Mourning Dove and Northern Cardinal feasting on safflower seeds
A couple of views of White-throated Sparrows, which have been strangely scarce so far:
Tufted Titmouse in snow:
Christmas morning was clear but still very cold (10°F/-12°C). Temperatures remained below freezing the rest of the week, but winds were relatively calm and the sun shone brightly. Shooting through the window glass, the sun helped sharpen my photos.
A male Dark-eyes (Slate-colored) Junco posed atop the granite ledge:
Late afternoon sun displayed the brown plumage of a female Junco and brought out the colors and patterns of the granite
A White-breasted Nuthatch perched nearby...

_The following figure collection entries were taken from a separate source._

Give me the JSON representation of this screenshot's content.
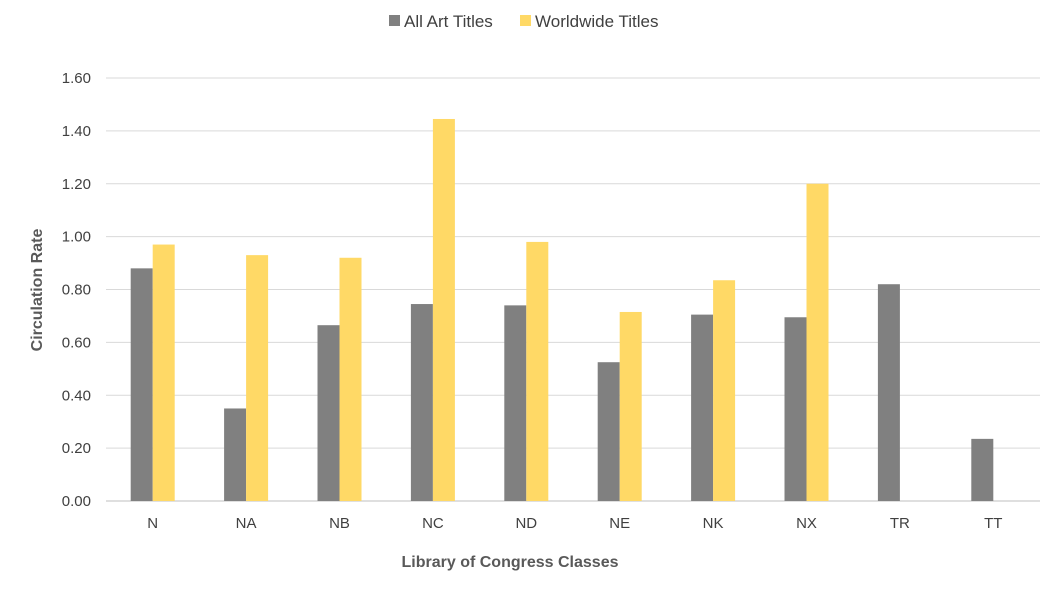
{
  "chart_data": {
    "type": "bar",
    "title": "",
    "xlabel": "Library of Congress Classes",
    "ylabel": "Circulation Rate",
    "ylim": [
      0,
      1.6
    ],
    "yticks": [
      "0.00",
      "0.20",
      "0.40",
      "0.60",
      "0.80",
      "1.00",
      "1.20",
      "1.40",
      "1.60"
    ],
    "grid": true,
    "legend_position": "top",
    "categories": [
      "N",
      "NA",
      "NB",
      "NC",
      "ND",
      "NE",
      "NK",
      "NX",
      "TR",
      "TT"
    ],
    "series": [
      {
        "name": "All Art Titles",
        "color": "#808080",
        "values": [
          0.88,
          0.35,
          0.665,
          0.745,
          0.74,
          0.525,
          0.705,
          0.695,
          0.82,
          0.235
        ]
      },
      {
        "name": "Worldwide Titles",
        "color": "#FFD966",
        "values": [
          0.97,
          0.93,
          0.92,
          1.445,
          0.98,
          0.715,
          0.835,
          1.2,
          null,
          null
        ]
      }
    ]
  }
}
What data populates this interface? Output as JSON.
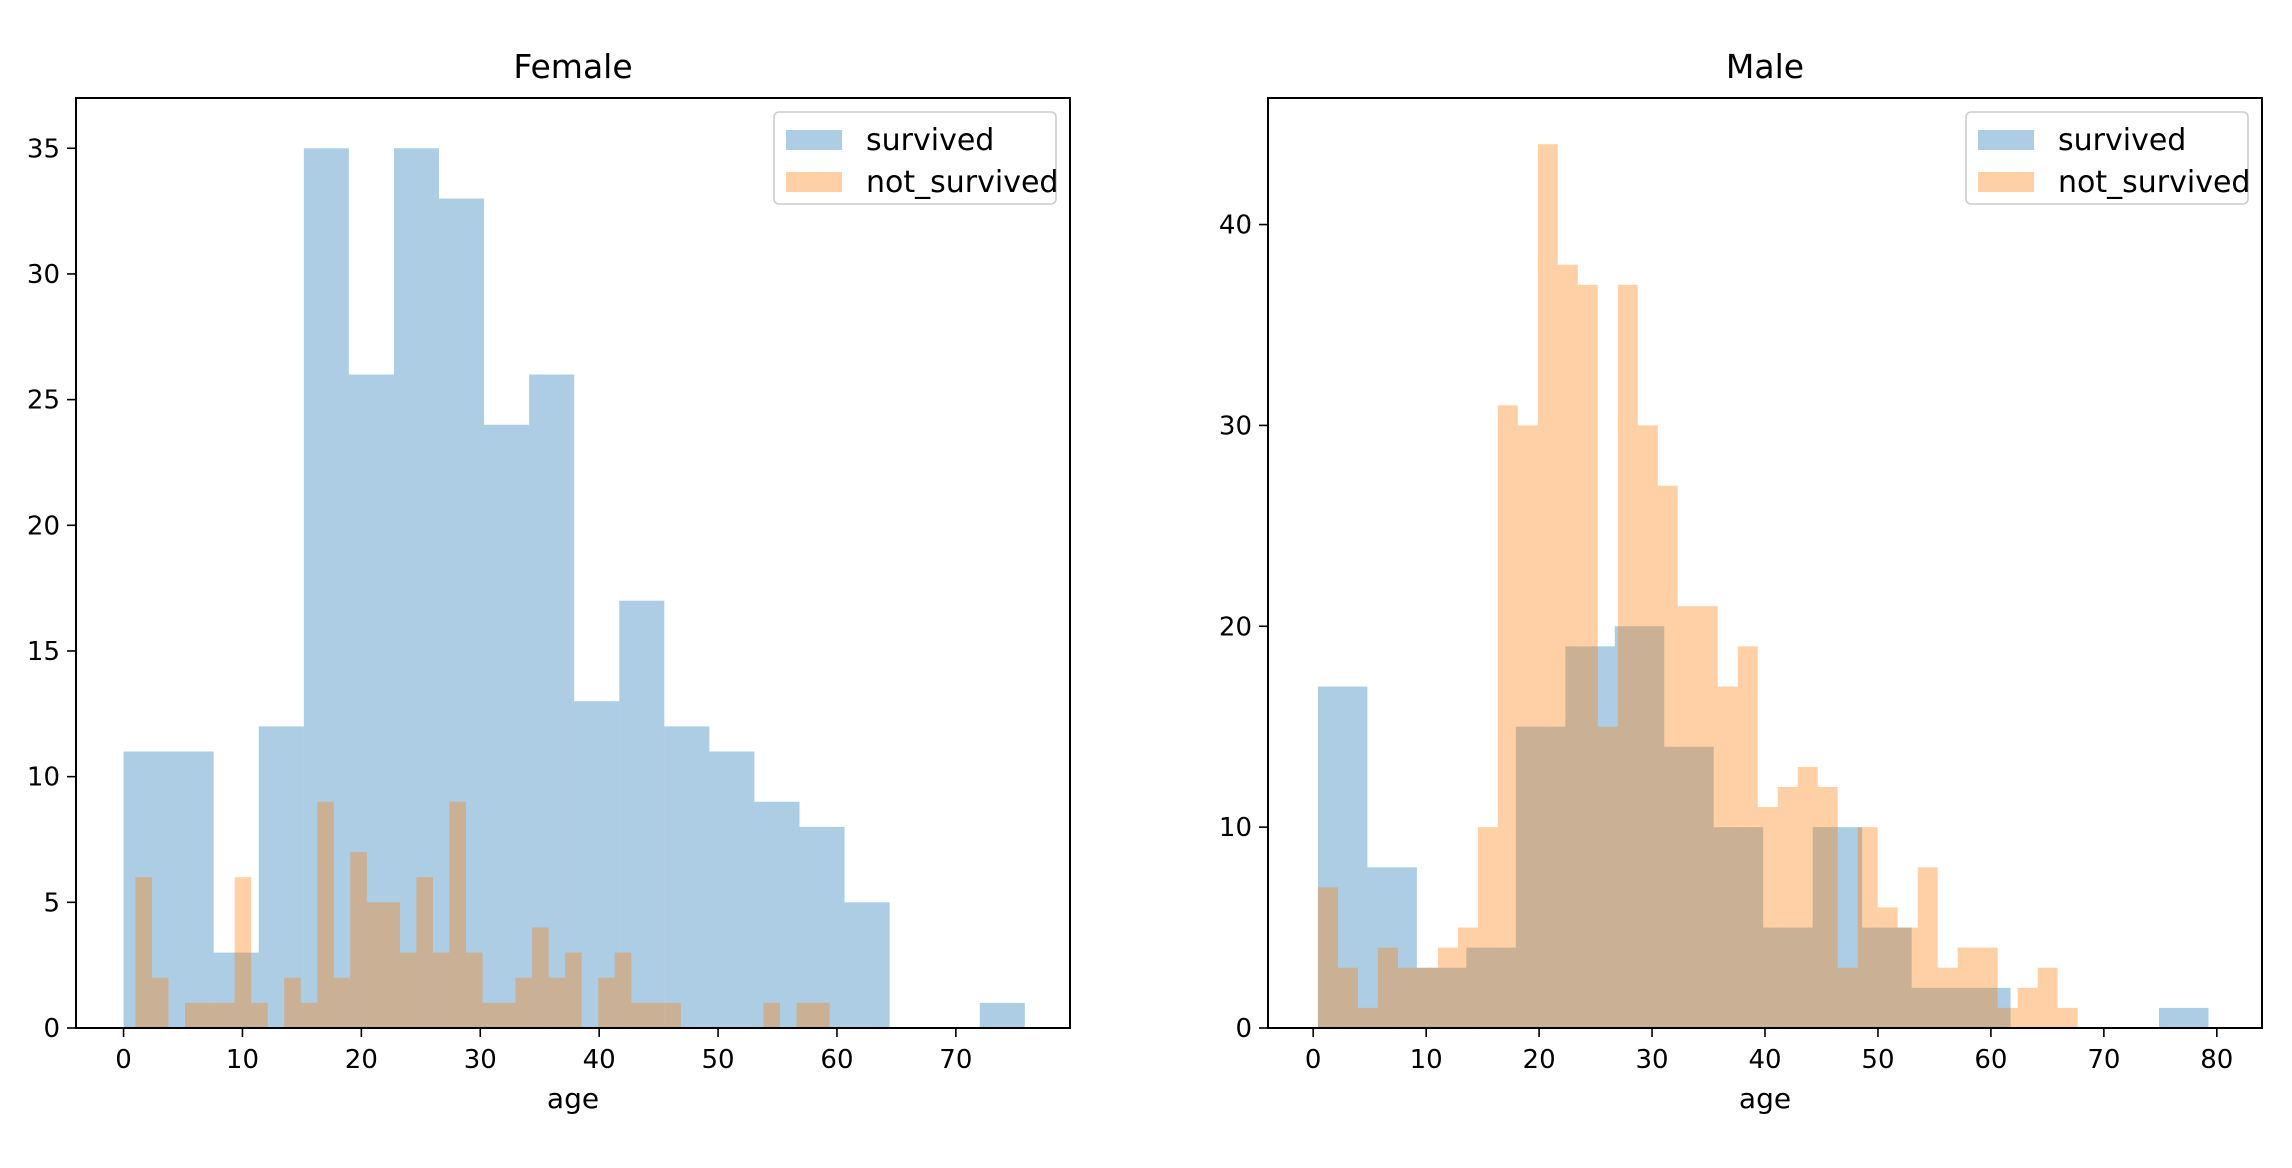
{
  "chart_data": [
    {
      "type": "histogram",
      "title": "Female",
      "xlabel": "age",
      "ylabel": "",
      "xlim": [
        -4.0,
        79.6
      ],
      "ylim": [
        0,
        37
      ],
      "xticks": [
        0,
        10,
        20,
        30,
        40,
        50,
        60,
        70
      ],
      "yticks": [
        0,
        5,
        10,
        15,
        20,
        25,
        30,
        35
      ],
      "grid": false,
      "legend_position": "top-right",
      "series": [
        {
          "name": "survived",
          "color": "#1f77b4",
          "alpha": 0.37,
          "bin_start": 0.0,
          "bin_width": 3.79,
          "counts": [
            11,
            11,
            3,
            12,
            35,
            26,
            35,
            33,
            24,
            26,
            13,
            17,
            12,
            11,
            9,
            8,
            5,
            0,
            0,
            1
          ]
        },
        {
          "name": "not_survived",
          "color": "#ff7f0e",
          "alpha": 0.37,
          "bin_start": 1.0,
          "bin_width": 1.39,
          "counts": [
            6,
            2,
            0,
            1,
            1,
            1,
            6,
            1,
            0,
            2,
            1,
            9,
            2,
            7,
            5,
            5,
            3,
            6,
            3,
            9,
            3,
            1,
            1,
            2,
            4,
            2,
            3,
            0,
            2,
            3,
            1,
            1,
            1,
            0,
            0,
            0,
            0,
            0,
            1,
            0,
            1,
            1
          ]
        }
      ]
    },
    {
      "type": "histogram",
      "title": "Male",
      "xlabel": "age",
      "ylabel": "",
      "xlim": [
        -4.0,
        84.0
      ],
      "ylim": [
        0,
        46.3
      ],
      "xticks": [
        0,
        10,
        20,
        30,
        40,
        50,
        60,
        70,
        80
      ],
      "yticks": [
        0,
        10,
        20,
        30,
        40
      ],
      "grid": false,
      "legend_position": "top-right",
      "series": [
        {
          "name": "survived",
          "color": "#1f77b4",
          "alpha": 0.37,
          "bin_start": 0.42,
          "bin_width": 4.38,
          "counts": [
            17,
            8,
            3,
            4,
            15,
            19,
            20,
            14,
            10,
            5,
            10,
            5,
            2,
            2,
            0,
            0,
            0,
            1
          ]
        },
        {
          "name": "not_survived",
          "color": "#ff7f0e",
          "alpha": 0.37,
          "bin_start": 0.42,
          "bin_width": 1.77,
          "counts": [
            7,
            3,
            1,
            4,
            3,
            3,
            4,
            5,
            10,
            31,
            30,
            44,
            38,
            37,
            15,
            37,
            30,
            27,
            21,
            21,
            17,
            19,
            11,
            12,
            13,
            12,
            3,
            10,
            6,
            5,
            8,
            3,
            4,
            4,
            1,
            2,
            3,
            1
          ]
        }
      ]
    }
  ]
}
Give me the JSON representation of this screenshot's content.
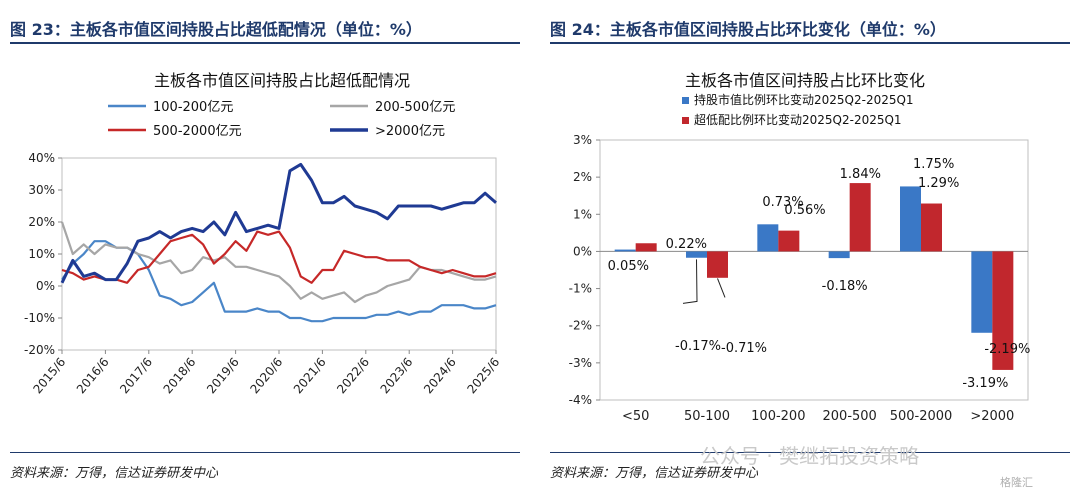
{
  "left": {
    "figure_title": "图 23：主板各市值区间持股占比超低配情况（单位：%）",
    "source": "资料来源：万得，信达证券研发中心"
  },
  "right": {
    "figure_title": "图 24：主板各市值区间持股占比环比变化（单位：%）",
    "source": "资料来源：万得，信达证券研发中心"
  },
  "watermark": {
    "text": "公众号 · 樊继拓投资策略",
    "logo": "格隆汇"
  },
  "chart_data": [
    {
      "type": "line",
      "title": "主板各市值区间持股占比超低配情况",
      "x": [
        "2015/6",
        "2015/9",
        "2015/12",
        "2016/3",
        "2016/6",
        "2016/9",
        "2016/12",
        "2017/3",
        "2017/6",
        "2017/9",
        "2017/12",
        "2018/3",
        "2018/6",
        "2018/9",
        "2018/12",
        "2019/3",
        "2019/6",
        "2019/9",
        "2019/12",
        "2020/3",
        "2020/6",
        "2020/9",
        "2020/12",
        "2021/3",
        "2021/6",
        "2021/9",
        "2021/12",
        "2022/3",
        "2022/6",
        "2022/9",
        "2022/12",
        "2023/3",
        "2023/6",
        "2023/9",
        "2023/12",
        "2024/3",
        "2024/6",
        "2024/9",
        "2024/12",
        "2025/3",
        "2025/6"
      ],
      "xtick_labels": [
        "2015/6",
        "2016/6",
        "2017/6",
        "2018/6",
        "2019/6",
        "2020/6",
        "2021/6",
        "2022/6",
        "2023/6",
        "2024/6",
        "2025/6"
      ],
      "yticks": [
        "40%",
        "30%",
        "20%",
        "10%",
        "0%",
        "-10%",
        "-20%"
      ],
      "ylim": [
        -20,
        40
      ],
      "legend_position": "top",
      "series": [
        {
          "name": "100-200亿元",
          "color": "#4a86c8",
          "values": [
            2,
            7,
            10,
            14,
            14,
            12,
            12,
            10,
            5,
            -3,
            -4,
            -6,
            -5,
            -2,
            1,
            -8,
            -8,
            -8,
            -7,
            -8,
            -8,
            -10,
            -10,
            -11,
            -11,
            -10,
            -10,
            -10,
            -10,
            -9,
            -9,
            -8,
            -9,
            -8,
            -8,
            -6,
            -6,
            -6,
            -7,
            -7,
            -6
          ]
        },
        {
          "name": "200-500亿元",
          "color": "#a6a6a6",
          "values": [
            20,
            10,
            13,
            10,
            13,
            12,
            12,
            10,
            9,
            7,
            8,
            4,
            5,
            9,
            8,
            9,
            6,
            6,
            5,
            4,
            3,
            0,
            -4,
            -2,
            -4,
            -3,
            -2,
            -5,
            -3,
            -2,
            0,
            1,
            2,
            6,
            5,
            5,
            4,
            3,
            2,
            2,
            3
          ]
        },
        {
          "name": "500-2000亿元",
          "color": "#c62828",
          "values": [
            5,
            4,
            2,
            3,
            2,
            2,
            1,
            5,
            6,
            10,
            14,
            15,
            16,
            13,
            7,
            10,
            14,
            11,
            17,
            16,
            17,
            12,
            3,
            1,
            5,
            5,
            11,
            10,
            9,
            9,
            8,
            8,
            8,
            6,
            5,
            4,
            5,
            4,
            3,
            3,
            4
          ]
        },
        {
          "name": ">2000亿元",
          "color": "#1f3a93",
          "values": [
            1,
            8,
            3,
            4,
            2,
            2,
            7,
            14,
            15,
            17,
            15,
            17,
            18,
            17,
            20,
            16,
            23,
            17,
            18,
            19,
            18,
            36,
            38,
            33,
            26,
            26,
            28,
            25,
            24,
            23,
            21,
            25,
            25,
            25,
            25,
            24,
            25,
            26,
            26,
            29,
            26
          ]
        }
      ]
    },
    {
      "type": "bar",
      "title": "主板各市值区间持股占比环比变化",
      "categories": [
        "<50",
        "50-100",
        "100-200",
        "200-500",
        "500-2000",
        ">2000"
      ],
      "yticks": [
        "3%",
        "2%",
        "1%",
        "0%",
        "-1%",
        "-2%",
        "-3%",
        "-4%"
      ],
      "ylim": [
        -4,
        3
      ],
      "legend_position": "top",
      "series": [
        {
          "name": "持股市值比例环比变动2025Q2-2025Q1",
          "color": "#3a78c6",
          "values": [
            0.05,
            -0.17,
            0.73,
            -0.18,
            1.75,
            -2.19
          ],
          "labels": [
            "0.05%",
            "-0.17%",
            "0.73%",
            "-0.18%",
            "1.75%",
            "-2.19%"
          ]
        },
        {
          "name": "超低配比例环比变动2025Q2-2025Q1",
          "color": "#c1272d",
          "values": [
            0.22,
            -0.71,
            0.56,
            1.84,
            1.29,
            -3.19
          ],
          "labels": [
            "0.22%",
            "-0.71%",
            "0.56%",
            "1.84%",
            "1.29%",
            "-3.19%"
          ]
        }
      ]
    }
  ]
}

..and headfirst, descended the wall:
...and my first date with MaryLou, 69 years ago on December 27, 1953, a Dinner Dance at The Meadowbrook in New Jersey. (Not much came of it as we did not start going steady until well over a year later). Betty and Tom, respectively classmates of MaryLou and me, occupied the middle seats at the table. My dear sister Ellen "fixed me up" with MaryLou, whose brother Larry was seated on the left. He was my classmate in High School and College-- Ellen was his date. We all were fast friends. Sadly, of the six in our party, we two are the only survivors.
We did not participate in late evening extended family gatherings, as respiratory diseases are running rampant. We have been sheltering in our Casita and masking up even when interacting with the immediate family. I do not want illness to interfere with upcoming CT and MRI examinations which will gauge my progress and help plot a future course for chemotherapy, now as I conclude my 10th 3-week treatment cycle (two weeks on, one week off).